Заскрипели замусоренные половицы, и в двух шагах перед Золотинкой остановились башмаки. Человек наклонился подтянуть чулок. Обглоданный мосол в руке мешал ему управиться, человек оставил чулок, ничего не достигнув, а кость, покачнувшись, обронил Золотинке под ноги.
Это был завидных размеров мосол, не вовсе даже еще обглоданный и с признаками костного мозга внутри.
Долговязый хмырь, не дрогнув ни единой черточкой отупелого лика, глядел уныло и не особенно даже осмысленно, словно бы не совсем понимал, какое употребление нежданному подарку сделает приблудный пигалик. Может статься, имелись у скучного хмыря кое-какие соображения на этот счет, но затруднялся высказать.
Постоявши над Золотинкой, — вопросительный взор ее не многим ему помог и никак не отразился на рыхлой ряшке — он шатнулся назад к столам и принялся сгребать разбросанные между кружками и кувшинами объедки, решивши, наверное, взять количеством, если уж со смыслом туго. Но и количество плохо ему давалось: кости проскальзывали между рук, сыпались на пол, а долговязый тихо и тупо упорствовал, рассчитывая унести все зараз. Отчаявшись дождаться чего-то решительного, нетерпеливые зрители приходили в волнение, и кто-то догадался швырнуть кость по назначению — прямиком через горницу. В пигалика не попал, но смачно угодил в стену, что вызвало вполне оправданное обстоятельствами веселье.

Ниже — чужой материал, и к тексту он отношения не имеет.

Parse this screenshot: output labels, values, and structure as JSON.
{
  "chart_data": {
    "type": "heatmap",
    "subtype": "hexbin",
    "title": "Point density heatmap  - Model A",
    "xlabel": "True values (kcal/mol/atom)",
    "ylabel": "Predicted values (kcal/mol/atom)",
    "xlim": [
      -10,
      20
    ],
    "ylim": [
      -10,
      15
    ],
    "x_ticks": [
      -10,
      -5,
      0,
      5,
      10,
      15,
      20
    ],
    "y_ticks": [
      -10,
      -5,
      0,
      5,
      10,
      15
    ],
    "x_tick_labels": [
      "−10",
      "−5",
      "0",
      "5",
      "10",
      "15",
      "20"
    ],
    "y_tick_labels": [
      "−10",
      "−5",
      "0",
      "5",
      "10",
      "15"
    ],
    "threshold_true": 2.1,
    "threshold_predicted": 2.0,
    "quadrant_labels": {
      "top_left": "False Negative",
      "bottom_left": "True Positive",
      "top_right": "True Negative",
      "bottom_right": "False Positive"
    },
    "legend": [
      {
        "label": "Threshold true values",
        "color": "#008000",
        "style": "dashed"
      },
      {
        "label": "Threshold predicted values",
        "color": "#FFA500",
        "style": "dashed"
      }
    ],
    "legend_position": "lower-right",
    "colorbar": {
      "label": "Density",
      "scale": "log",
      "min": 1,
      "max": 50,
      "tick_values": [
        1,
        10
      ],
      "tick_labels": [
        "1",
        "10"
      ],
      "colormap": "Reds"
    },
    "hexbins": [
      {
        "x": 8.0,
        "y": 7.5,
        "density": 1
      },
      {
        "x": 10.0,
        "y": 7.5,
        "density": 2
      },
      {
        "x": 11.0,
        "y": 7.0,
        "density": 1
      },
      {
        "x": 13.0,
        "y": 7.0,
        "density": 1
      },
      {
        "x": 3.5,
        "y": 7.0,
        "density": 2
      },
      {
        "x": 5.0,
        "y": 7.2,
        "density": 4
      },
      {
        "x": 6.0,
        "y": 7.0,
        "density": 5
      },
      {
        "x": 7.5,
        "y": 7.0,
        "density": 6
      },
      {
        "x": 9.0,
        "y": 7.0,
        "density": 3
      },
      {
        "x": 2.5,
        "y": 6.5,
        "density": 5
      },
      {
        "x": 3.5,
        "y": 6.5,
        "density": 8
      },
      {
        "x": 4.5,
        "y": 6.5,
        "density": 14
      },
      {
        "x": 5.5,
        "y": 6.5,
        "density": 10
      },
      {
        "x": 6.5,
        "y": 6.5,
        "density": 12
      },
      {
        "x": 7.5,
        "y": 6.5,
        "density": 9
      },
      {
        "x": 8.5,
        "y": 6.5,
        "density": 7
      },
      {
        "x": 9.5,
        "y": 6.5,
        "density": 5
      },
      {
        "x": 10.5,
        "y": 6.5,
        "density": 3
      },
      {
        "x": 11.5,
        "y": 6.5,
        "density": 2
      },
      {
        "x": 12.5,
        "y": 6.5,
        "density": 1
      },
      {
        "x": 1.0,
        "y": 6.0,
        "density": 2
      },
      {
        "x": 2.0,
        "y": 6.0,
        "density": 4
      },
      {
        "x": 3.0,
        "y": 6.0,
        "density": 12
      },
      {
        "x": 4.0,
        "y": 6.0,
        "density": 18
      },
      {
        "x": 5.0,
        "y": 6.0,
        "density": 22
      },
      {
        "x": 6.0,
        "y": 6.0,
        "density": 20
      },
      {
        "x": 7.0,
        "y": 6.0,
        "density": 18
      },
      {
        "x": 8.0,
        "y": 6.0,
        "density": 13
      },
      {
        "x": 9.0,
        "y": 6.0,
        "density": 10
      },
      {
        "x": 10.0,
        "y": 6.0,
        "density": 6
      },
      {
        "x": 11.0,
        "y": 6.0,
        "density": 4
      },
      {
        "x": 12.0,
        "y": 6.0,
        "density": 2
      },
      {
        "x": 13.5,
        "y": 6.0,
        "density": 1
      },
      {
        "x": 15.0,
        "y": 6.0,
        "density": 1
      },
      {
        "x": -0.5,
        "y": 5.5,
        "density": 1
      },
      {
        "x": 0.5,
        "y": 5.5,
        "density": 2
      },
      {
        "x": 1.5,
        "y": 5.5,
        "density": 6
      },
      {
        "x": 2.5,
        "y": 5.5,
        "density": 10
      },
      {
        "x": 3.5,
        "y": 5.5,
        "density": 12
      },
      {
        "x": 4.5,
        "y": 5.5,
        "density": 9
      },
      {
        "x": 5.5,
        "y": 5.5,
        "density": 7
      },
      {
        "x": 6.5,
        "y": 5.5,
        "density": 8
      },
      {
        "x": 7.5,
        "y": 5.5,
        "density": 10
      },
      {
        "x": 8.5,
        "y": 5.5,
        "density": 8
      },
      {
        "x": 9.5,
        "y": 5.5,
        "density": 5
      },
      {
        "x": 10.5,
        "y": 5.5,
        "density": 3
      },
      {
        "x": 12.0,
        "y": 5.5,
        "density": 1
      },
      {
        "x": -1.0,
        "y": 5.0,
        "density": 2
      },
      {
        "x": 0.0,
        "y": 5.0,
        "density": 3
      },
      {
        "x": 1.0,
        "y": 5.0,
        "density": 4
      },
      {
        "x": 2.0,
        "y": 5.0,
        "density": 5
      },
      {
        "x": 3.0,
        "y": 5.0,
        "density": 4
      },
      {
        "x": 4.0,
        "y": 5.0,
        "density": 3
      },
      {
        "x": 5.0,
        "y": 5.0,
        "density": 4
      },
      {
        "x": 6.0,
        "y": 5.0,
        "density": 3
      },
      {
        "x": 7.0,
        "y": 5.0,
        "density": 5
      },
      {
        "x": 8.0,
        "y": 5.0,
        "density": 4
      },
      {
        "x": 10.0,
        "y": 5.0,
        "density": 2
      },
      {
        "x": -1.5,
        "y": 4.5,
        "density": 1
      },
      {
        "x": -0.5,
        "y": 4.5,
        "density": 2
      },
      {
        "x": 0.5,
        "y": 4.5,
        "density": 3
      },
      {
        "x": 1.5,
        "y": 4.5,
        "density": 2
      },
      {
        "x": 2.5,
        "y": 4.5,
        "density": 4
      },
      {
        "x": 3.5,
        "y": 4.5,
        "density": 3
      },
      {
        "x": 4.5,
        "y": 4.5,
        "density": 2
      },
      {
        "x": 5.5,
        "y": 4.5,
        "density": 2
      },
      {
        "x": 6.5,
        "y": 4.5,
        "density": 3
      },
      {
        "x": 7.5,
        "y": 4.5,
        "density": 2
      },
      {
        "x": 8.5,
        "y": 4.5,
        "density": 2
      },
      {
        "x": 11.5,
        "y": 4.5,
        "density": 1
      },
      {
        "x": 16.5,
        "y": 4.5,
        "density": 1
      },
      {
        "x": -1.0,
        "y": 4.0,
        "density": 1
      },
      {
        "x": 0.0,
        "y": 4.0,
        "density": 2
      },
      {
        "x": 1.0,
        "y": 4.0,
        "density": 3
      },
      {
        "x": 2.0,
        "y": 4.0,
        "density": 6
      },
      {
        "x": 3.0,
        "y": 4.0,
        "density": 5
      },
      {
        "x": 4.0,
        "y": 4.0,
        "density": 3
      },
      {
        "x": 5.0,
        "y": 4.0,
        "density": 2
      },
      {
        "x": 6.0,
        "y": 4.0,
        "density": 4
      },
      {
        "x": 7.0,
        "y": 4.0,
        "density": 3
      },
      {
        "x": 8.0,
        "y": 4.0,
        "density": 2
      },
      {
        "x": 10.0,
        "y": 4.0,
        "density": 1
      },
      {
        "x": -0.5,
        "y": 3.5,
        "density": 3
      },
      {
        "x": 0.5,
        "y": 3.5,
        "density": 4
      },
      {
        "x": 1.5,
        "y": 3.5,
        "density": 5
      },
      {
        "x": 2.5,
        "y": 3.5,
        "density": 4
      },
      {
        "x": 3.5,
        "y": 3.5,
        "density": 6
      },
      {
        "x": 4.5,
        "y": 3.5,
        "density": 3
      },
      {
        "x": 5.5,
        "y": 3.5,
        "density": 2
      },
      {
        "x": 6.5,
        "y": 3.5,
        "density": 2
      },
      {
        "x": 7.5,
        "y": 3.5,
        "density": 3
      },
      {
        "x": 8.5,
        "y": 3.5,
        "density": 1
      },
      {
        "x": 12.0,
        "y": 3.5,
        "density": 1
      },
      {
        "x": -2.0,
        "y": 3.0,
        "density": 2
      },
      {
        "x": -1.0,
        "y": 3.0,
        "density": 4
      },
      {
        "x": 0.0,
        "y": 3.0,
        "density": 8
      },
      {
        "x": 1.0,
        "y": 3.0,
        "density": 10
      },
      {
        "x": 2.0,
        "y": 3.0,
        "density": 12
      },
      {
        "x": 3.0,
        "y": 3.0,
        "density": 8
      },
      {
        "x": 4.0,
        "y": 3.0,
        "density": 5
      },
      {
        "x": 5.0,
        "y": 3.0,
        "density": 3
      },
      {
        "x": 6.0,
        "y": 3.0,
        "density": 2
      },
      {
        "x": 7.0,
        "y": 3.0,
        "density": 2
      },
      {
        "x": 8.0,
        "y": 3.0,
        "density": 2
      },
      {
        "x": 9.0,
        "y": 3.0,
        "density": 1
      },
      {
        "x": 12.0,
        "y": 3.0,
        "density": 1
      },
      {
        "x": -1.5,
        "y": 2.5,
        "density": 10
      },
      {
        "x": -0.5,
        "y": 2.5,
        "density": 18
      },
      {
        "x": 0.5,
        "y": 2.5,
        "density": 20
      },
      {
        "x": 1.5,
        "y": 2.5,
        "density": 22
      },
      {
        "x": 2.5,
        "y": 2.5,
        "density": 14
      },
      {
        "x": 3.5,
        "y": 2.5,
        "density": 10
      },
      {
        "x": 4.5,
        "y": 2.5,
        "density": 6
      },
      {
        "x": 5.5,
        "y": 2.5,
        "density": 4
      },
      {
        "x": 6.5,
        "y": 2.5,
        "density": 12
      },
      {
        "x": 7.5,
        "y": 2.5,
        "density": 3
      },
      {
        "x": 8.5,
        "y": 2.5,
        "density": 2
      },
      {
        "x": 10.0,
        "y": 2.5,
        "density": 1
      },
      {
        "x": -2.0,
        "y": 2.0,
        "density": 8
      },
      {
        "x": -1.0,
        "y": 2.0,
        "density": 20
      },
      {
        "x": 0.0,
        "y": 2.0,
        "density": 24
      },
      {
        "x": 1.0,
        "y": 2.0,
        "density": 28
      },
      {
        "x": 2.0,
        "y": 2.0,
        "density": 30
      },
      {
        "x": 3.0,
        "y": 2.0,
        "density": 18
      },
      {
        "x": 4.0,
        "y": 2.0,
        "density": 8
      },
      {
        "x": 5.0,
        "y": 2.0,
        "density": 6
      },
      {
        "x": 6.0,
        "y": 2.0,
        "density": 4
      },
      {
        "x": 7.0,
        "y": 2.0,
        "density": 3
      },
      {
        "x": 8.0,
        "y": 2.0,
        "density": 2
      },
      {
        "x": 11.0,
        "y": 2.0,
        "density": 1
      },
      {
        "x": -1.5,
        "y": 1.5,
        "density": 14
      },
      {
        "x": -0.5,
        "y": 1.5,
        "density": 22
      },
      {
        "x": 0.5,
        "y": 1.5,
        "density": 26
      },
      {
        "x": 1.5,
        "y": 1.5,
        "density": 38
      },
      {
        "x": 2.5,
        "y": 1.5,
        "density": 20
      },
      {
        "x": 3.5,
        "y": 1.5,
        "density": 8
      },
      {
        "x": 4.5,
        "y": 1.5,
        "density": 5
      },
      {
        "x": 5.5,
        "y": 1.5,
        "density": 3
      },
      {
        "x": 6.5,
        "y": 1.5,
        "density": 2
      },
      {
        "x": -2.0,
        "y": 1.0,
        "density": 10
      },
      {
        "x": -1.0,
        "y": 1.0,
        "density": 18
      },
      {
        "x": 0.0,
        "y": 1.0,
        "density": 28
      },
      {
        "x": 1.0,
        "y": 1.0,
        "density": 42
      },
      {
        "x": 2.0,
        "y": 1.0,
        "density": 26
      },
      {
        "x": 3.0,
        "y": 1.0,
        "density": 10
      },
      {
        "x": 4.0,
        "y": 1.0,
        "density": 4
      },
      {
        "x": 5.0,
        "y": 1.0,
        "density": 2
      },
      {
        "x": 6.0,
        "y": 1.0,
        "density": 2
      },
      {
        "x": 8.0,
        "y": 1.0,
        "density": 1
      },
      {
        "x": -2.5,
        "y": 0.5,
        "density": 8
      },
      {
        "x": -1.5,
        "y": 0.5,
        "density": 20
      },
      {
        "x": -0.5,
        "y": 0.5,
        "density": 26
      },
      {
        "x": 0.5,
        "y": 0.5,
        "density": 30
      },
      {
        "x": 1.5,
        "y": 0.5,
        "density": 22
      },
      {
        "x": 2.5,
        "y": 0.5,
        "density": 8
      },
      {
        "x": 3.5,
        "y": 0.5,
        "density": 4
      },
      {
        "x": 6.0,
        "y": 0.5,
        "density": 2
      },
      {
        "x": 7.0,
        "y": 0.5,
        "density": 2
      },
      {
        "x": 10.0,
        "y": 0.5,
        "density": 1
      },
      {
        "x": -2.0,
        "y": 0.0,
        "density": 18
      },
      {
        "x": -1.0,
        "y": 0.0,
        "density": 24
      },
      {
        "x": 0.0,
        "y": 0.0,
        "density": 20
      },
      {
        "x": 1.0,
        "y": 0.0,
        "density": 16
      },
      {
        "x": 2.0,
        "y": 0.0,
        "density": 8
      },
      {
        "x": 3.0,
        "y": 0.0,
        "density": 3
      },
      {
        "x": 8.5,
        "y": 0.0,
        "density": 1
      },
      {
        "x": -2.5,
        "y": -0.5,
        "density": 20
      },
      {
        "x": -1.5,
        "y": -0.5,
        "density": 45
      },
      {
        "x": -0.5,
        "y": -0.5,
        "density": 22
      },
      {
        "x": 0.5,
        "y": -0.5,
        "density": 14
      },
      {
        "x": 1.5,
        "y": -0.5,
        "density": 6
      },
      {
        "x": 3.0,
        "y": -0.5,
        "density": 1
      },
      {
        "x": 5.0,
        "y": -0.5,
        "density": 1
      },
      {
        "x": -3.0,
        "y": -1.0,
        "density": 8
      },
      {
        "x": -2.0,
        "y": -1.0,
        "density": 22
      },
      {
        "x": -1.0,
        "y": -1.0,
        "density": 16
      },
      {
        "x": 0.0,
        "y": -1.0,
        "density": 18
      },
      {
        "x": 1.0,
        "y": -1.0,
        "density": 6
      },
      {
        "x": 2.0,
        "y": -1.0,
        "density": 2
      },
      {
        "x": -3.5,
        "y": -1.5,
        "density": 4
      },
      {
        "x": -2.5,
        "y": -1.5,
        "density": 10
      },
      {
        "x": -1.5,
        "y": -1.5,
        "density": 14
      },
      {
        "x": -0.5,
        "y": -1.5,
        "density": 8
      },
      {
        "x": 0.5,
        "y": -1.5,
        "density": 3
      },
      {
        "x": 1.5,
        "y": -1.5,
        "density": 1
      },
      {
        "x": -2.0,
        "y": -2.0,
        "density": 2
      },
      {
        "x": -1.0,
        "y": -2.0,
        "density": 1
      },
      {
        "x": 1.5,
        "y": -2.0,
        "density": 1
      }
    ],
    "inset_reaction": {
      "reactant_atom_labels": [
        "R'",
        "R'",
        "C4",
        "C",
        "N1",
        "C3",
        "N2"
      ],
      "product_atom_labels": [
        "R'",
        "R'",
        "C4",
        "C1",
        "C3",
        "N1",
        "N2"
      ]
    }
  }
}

Золотинка вздрогнула и переложила котомку на колени, сдерживаясь. Другая кость скользнула по полу городошной битой. А потом тотчас пришлось пригнуться. Гаму было много, но снарядов, как видно, не хватало, вояки больше ревели да стучали кружками, а пигалик, сжавшись, испуганно зыркал. На, куси! Угощайся! — дальше этого жизнерадостная предприимчивость шутников пока что не простиралась. На последних шагах перед пигаликом долговязый споткнулся и все рассыпал, кости застучали по полу, и вояка со спущенными чулками остановился, не совсем убежденный в том, что этот удачный жест входил в действительные его намерения. Все ж таки по размышлении, обращая нужду в добродетель, он хихикнул.
Распахнутая в тусклый вечер дверь подсказывала Золотинке выход. Пора было уносить ноги. По правде говоря, Золотинка уж плохо помнила, чего упорствует и что ищет, первоначальные подозрения относительно служаночки, казались ей под действием обстоятельств праздным вздором. Девчушка эта была с виду моложе Нуты, и как бы ни походила она детским своим личиком на заморскую принцессу, простонародная речь без малейшей мессалонской гнусавости, много чего объясняющее, излишнее, пожалуй, самообладание говорили не в пользу малютки, указывая на не безобидную отнюдь опытность.
Померещилось, знать, решила Золотинка, вставая.
Но тут-то и выскочила заполошенная служаночка.
— Как ни совестно! — с налету треснула она долговязого кулачком между лопаток и воскликнула горячечным голосом: — Да ведь он маленький!
Пара сочных замечаний и раскатистый гогот по углам корчмы служили девчушке ответом. Распаленная отвагой, она не понимала, что гогот этот и есть прощение, что запальчивость ее одобрена и прощена; девушка дрожала, как это бывает с не столь уж храбрыми, но решительно бросившимися в неминучую опасность людьми.
— Вы просили комнату! — сердито выпалила она, обращаясь к пигалику с очевидным намерением так или иначе увести малыша прочь из горницы.